Facility Managers Say Companies Are Taking Action to Increase Data Center Efficiency
It's called a "death spiral" — a self-reinforcing and ultimately destructive cycle of factors that drive costs ever higher. The term comes from the health insurance industry. As premium and out-of-pocket costs rise for a health insurance plan, the healthiest individuals leave. Costs climb, more members leave ... the spiral continues until the plan becomes unaffordable.
Something comparable to a death spiral has been driving up energy costs in data centers over the past decade. Increasingly powerful servers and other IT equipment have opened the door to more sophisticated software. Each generation of software offers companies a competitive advantage, making it more critical to have the newest upgrade, plus the latest and greatest hardware to support it. That hardware, meanwhile, has been getting both smaller and hotter. As a result, data centers have had to contend with more servers in the same amount of space, each server demanding more cooling than the unit it replaced. The result is an upward spiral of energy costs, which has risen to the point that top management in a growing number of organizations has taken note.
In a survey of Building Operating Management readers about measures to control energy use in data centers, the results suggest that there has been a jump in the willingness of organizations to invest in data center energy efficiency.
What's more, our survey indicates the extent to which energy efficiency practices are being adopted, offering benchmarks that facility managers can use when planning to build new data centers or renovate existing ones.
Investing in Efficiency
Facility managers can talk all they want about the rising cost of energy consumed in data centers, but until top management starts paying attention there's little chance that a company is going to invest in efficiency. Our survey makes it clear that much of top management is focusing on energy use in data centers. Nearly half of respondents — 47 percent — described top management as very concerned about energy efficiency in data centers, while most of the other respondents — 42 percent — said top management was somewhat concerned.
It's worth noting that energy costs are only part of the picture. "It's also that people want to be perceived to be green," says R. Stephen Spinazzola, vice president, RTKL Associates. Companies are measuring their carbon footprints and finding out just how big an impact the data center has. "They have to do something in the data center if they want to be perceived as a good corporate citizen."
New Outlook on Payback
That environmental impact, combined with skyrocketing energy costs, has changed the way that many companies think about data center energy use. Spinazzola says that about half of his clients are now willing to look at longer payback periods than in the past. "We're looking at paybacks now in the five to seven year timeframe, instead of the traditional one to two," he says.
Our survey bears out the idea that companies are willing to make a bigger upfront investment to obtain better energy efficiency. For data centers now in design or under construction or renovation, energy savings were much more likely to justify paying a first-cost efficiency premium than was the case with data centers constructed or renovated in the past three years.
Thirty five percent of respondents said that energy savings justified spending more on efficiency for data centers completed in the last three years. By contrast, that number jumped to 60 percent for projects currently underway.

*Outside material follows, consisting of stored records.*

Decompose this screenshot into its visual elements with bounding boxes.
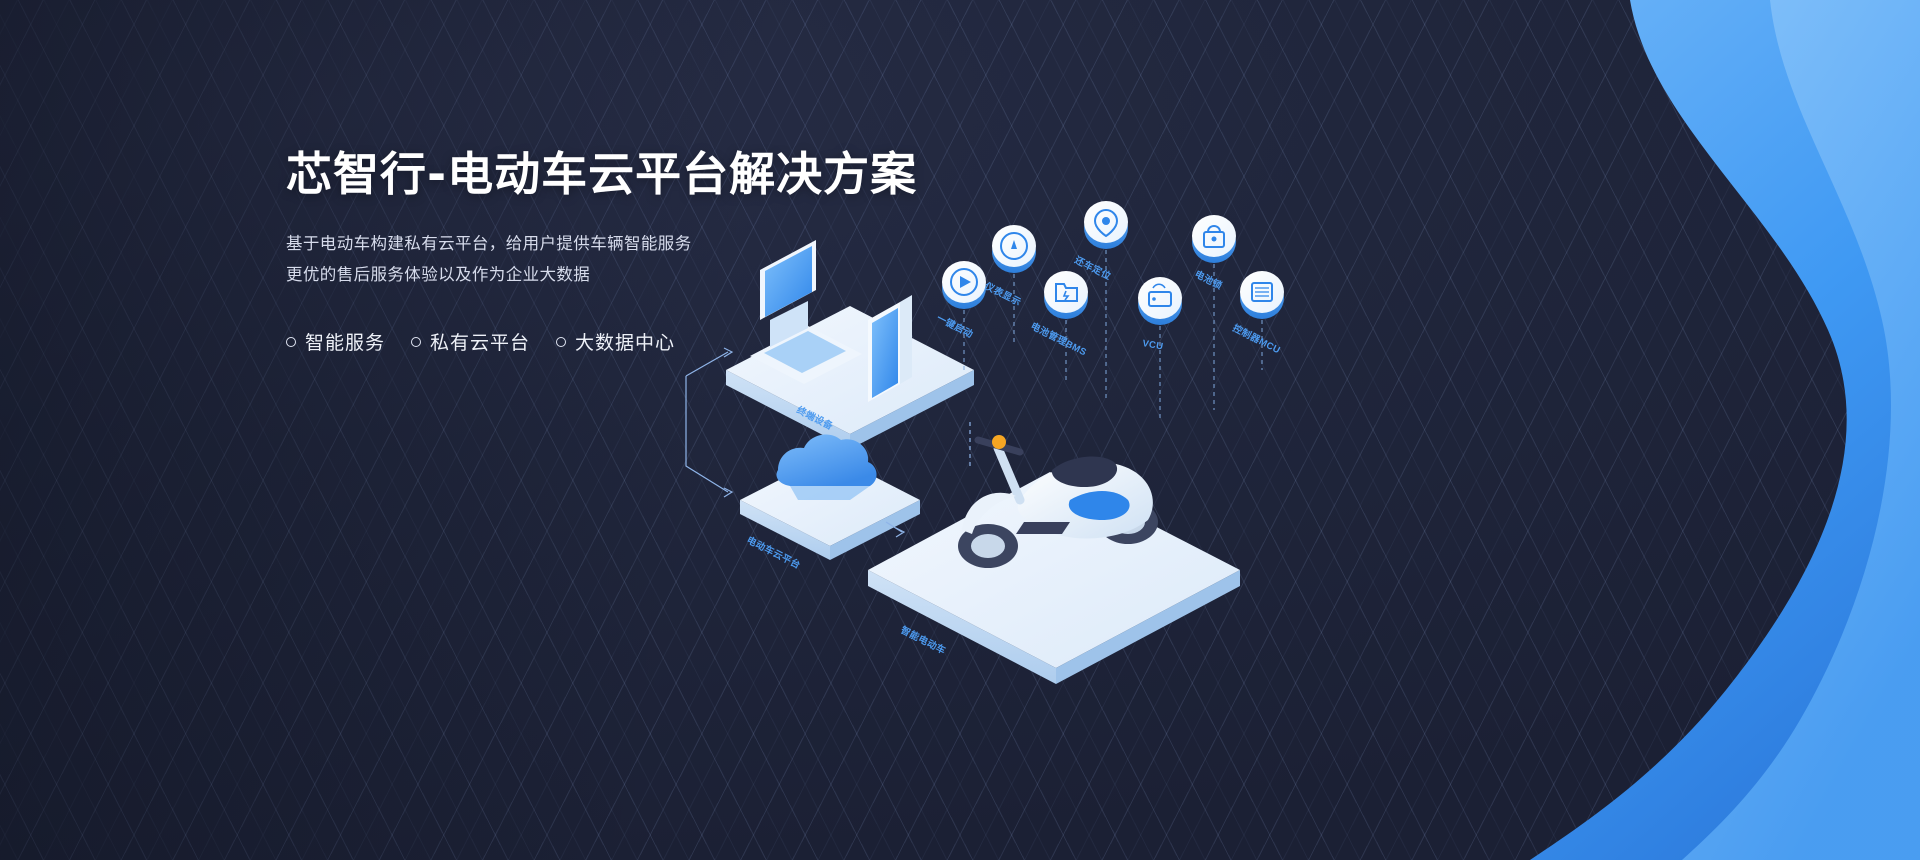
feature-item-smart-service[interactable]: 智能服务 [286, 328, 385, 355]
feature-node-mcu-controller[interactable]: 控制器MCU [1231, 271, 1284, 370]
feature-node-label: 仪表显示 [982, 280, 1023, 309]
feature-node-battery-management[interactable]: 电池管理BMS [1029, 271, 1089, 380]
circle-outline-icon [286, 337, 296, 347]
terminal-devices-group: 终端设备 [726, 240, 974, 449]
label-smart-vehicle: 智能电动车 [899, 624, 948, 657]
vehicle-platform-group: 智能电动车 [868, 435, 1240, 684]
cloud-platform-group: 电动车云平台 [740, 434, 920, 571]
feature-node-label: 电池管理BMS [1029, 320, 1089, 358]
feature-node-label: 电池锁 [1193, 268, 1225, 292]
feature-item-private-cloud[interactable]: 私有云平台 [411, 328, 530, 355]
feature-nodes-group: 一键启动 仪表显示 电池管理BMS [935, 201, 1284, 420]
circle-outline-icon [411, 337, 421, 347]
feature-node-dashboard-display[interactable]: 仪表显示 [982, 225, 1036, 346]
feature-label: 私有云平台 [430, 328, 530, 355]
feature-node-label: 控制器MCU [1231, 322, 1283, 356]
feature-node-battery-lock[interactable]: 电池锁 [1192, 215, 1236, 410]
isometric-illustration: 终端设备 电动车云平台 [600, 170, 1340, 690]
feature-node-label: 一键启动 [935, 312, 976, 341]
feature-node-label: VCU [1141, 338, 1164, 352]
feature-node-vcu[interactable]: VCU [1138, 277, 1182, 420]
circle-outline-icon [556, 337, 566, 347]
feature-label: 智能服务 [305, 328, 385, 355]
feature-node-one-key-start[interactable]: 一键启动 [935, 261, 986, 370]
banner-stage: 芯智行-电动车云平台解决方案 基于电动车构建私有云平台，给用户提供车辆智能服务 … [0, 0, 1920, 860]
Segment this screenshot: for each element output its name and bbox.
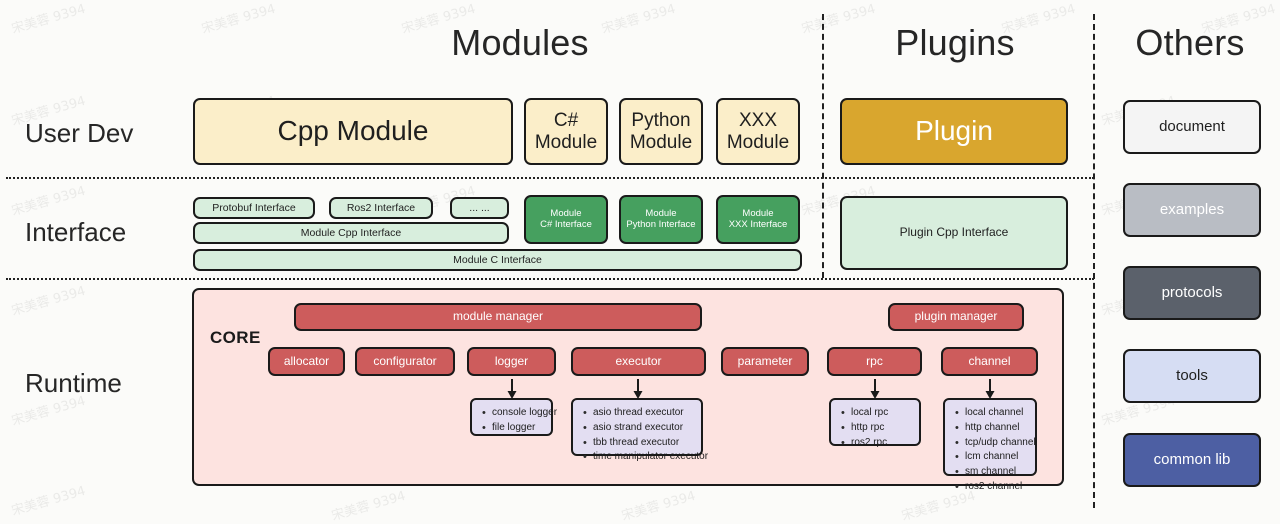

What's more, the number remained high — 58 percent — when facility managers looked ahead to data center construction or renovation projects anticipated for the next three years.
Our survey also shows that a variety of energy efficiency practices are becoming more widely adopted:
- Control temperature on supply air rather than return air
- Hot aisle/cold aisle
- VFDs and controls to enable part-load operation of the HVAC system
- Economizer cycle
- New ASHRAE temperature guidelines for data centers
In each case, respondents said, these measures will be used more widely in data centers now in design or construction than they were in data center projects completed in the past three years. And the same trend holds when those recently completed data centers are compared to existing data centers: Energy efficiency measures are more common in newer data centers than in the universe of existing data centers.
"The data center is evolving tremendously," says Mark Evanko, principal, Bruns-Pak. One reason is that the adoption of one energy efficiency measure can lead to the use of others. Current ASHRAE data center guidelines have raised the rack inlet temperature to 80 F. That opens the door to the use of air-side economizers. In one data center that Evanko is working on, the use of air-side economizers with a heat recovery wheel is projected to reduce not only energy costs, but also capital expenses, compared to the use of water-cooled chillers with water-side economizers. Capital costs fall because the higher mechanical equipment cost for the chiller option is offset by lower installation expenses and a smaller building footprint than with the other system.
It's worth noting that new design strategies have to be carefully thought through. The old ASHRAE guidelines called for lower rack inlet temperatures. If cooling was lost, the temperature would start climbing from 72 degrees, providing more time to get the HVAC system up and running before temperatures hit a level that would threaten the operation of IT equipment. "If you're starting at 80 (degrees), you get into the danger zone of overheating sooner," Evanko says. "You really have to understand your mechanical plant better, and you better be confident in it."